Yesterday I finally saw the movie Stardust based on Niel Gaiman’s book with the same name. I did not like it very much but it is interesting to look at it from a creativity perspective. Gaiman has his own version of fantasy and just like Naomi Novik or Philip Pullman he manages to write original and imaginative stories by bringing in things we do not usually see in the genre. In other words it is writers like these that keep fantasy vital and today it is more popular and multifaceted than ever. It is constantly reinvented through new combinations and we can trace it backwards via genre intersections all the way to The Lord of the Rings. (Or, as some will argue, way further back than that.)

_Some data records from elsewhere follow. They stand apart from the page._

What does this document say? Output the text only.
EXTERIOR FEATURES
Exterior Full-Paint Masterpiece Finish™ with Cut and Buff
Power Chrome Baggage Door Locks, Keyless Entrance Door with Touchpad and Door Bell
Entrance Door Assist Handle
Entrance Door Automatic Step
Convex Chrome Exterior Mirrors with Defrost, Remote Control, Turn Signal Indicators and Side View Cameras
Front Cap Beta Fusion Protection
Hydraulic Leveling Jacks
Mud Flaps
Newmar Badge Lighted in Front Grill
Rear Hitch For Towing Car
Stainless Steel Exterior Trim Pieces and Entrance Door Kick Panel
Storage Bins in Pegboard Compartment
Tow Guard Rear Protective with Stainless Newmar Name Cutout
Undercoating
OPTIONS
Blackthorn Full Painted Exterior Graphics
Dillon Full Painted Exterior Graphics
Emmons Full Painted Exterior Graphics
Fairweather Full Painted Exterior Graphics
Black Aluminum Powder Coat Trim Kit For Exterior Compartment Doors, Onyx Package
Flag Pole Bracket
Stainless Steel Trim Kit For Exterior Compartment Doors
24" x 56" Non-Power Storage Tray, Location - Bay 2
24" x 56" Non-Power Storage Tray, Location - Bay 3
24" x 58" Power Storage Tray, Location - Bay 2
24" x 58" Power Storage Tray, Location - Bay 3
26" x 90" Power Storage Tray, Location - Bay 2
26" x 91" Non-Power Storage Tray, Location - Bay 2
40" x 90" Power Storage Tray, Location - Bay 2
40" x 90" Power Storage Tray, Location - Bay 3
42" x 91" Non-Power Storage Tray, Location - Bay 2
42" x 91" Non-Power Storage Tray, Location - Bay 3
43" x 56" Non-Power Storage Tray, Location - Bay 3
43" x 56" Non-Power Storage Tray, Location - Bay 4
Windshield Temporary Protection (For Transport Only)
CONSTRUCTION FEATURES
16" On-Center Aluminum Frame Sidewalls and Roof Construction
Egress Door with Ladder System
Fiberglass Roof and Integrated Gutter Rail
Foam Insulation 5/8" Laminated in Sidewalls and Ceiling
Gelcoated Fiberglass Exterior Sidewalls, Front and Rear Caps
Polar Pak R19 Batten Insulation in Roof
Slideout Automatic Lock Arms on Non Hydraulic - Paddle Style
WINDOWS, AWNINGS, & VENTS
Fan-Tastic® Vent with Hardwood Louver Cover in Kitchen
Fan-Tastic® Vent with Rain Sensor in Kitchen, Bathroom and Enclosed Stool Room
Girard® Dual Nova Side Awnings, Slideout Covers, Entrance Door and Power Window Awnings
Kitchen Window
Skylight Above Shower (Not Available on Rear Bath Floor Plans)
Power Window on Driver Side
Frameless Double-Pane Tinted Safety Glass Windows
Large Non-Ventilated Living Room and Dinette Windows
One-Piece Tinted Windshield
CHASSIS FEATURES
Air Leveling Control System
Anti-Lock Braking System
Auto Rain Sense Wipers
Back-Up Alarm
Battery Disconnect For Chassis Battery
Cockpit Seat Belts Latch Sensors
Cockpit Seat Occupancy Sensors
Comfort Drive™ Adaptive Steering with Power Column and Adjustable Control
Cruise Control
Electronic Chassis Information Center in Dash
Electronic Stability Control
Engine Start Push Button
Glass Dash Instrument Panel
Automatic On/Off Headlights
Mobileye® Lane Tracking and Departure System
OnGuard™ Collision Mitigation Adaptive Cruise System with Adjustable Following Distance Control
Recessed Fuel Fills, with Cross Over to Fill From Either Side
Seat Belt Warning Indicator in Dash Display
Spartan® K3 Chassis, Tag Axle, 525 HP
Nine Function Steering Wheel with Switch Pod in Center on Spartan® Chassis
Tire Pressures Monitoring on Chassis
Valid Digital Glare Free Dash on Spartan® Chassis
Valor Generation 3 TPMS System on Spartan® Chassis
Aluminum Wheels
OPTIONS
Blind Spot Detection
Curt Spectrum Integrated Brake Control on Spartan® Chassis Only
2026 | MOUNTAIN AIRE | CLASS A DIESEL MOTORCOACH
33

Tolkien in his turn created his groundbreaking trilogy by intersecting ancient mythology with the modern novel. Considering the impact it has had it is strange that is was not done earlier. It is also interesting that this innovative vision belonged to an extremely conservative scholar like Tolkien. Maybe the more experimental authors of the early twentieth century (and they were many) would not see the possibility of mixing experimental narration with archaic language; maybe visionary but old fashioned Tolkien was standing at an intersection nobody else could see?
Anyway, if we look at the development of western literature as a whole we will see that all the important leaps were taken at intersections between cultures, genres or ways of expression. The idea of putting stories in writing in the first place is usually seen as the invention of a rhapsod (storyteller) we know as Homer. 2700 years ago he intersected the Greek oral storytelling tradition with a concept that was quite new at the time – the alphabet.